The farmer scratched his head and looked through the gate only seeing unharvested wheat, a pickup truck, and a hillside from his vantage point. “I thank you for the offer. I don’t know what to say. I’ll speak for my wife and myself only. We will come tomorrow. We will never say anything about what we see. Nobody would believe us, and it is none of their business. I will ask a few people, one of my neighbors asks often about those the live up on the hill and I really don’t know anything. I cannot guarantee if anyone else will come but I’ll bring those who wish to.”

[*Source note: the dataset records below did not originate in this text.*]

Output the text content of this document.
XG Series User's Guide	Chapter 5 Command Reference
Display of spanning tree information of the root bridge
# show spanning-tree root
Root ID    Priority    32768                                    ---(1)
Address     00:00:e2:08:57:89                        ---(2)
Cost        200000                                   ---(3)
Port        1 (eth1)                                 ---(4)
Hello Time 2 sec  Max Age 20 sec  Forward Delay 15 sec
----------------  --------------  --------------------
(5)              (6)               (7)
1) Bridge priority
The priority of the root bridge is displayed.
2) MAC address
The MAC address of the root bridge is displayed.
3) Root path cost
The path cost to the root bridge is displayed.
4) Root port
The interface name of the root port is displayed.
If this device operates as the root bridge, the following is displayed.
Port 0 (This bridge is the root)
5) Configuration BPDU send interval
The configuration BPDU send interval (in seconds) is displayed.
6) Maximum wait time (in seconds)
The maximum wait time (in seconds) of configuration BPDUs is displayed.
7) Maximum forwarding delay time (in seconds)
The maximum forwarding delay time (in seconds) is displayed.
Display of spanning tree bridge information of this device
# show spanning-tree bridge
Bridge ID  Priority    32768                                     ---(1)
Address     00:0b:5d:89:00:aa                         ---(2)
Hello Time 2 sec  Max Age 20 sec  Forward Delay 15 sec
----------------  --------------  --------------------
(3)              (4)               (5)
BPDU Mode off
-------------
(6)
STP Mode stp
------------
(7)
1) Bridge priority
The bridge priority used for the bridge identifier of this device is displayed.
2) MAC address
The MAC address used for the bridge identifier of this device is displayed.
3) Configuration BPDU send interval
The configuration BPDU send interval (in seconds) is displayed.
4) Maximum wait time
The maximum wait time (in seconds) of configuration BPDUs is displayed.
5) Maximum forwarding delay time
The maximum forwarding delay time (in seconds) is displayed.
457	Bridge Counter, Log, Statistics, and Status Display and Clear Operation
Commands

“Young and old are welcome. We have very fun community gatherings in the summer for all ages and this will be no exception and I’ve been preparing for my biggest and best barbeque for months. I will even bring out some of my special sausage and chesses in your honor. The food therefore will be like nothing you have experienced—good food, new culture, enjoyment, and friendship that is all of what we have to offer.” Maurice reached over and patted the man on the shoulder. He motioned for me and we both jumped over the property corner and without another word shut and locked the gate.
In the pickup he slapped me hard on the thigh happily. “The bait has been set.” He said starting up the six cylinder truck.
“Bait for what?”
“…not sure yet myself, comrade.” He smiled. “Could be lions or tigers, even a shark maybe, but we could end up catching a nice gazelle, a nice fat juicy gazelle. We’ll see how this goes. I’ll bring it up during discussion time tonight, during the family meal. I had been thinking I needed to find something to talk about. It has been a slow week worrying about my barbeque and I have no pithy anecdotes to share. This was a good idea you had…but keep this between us until then.”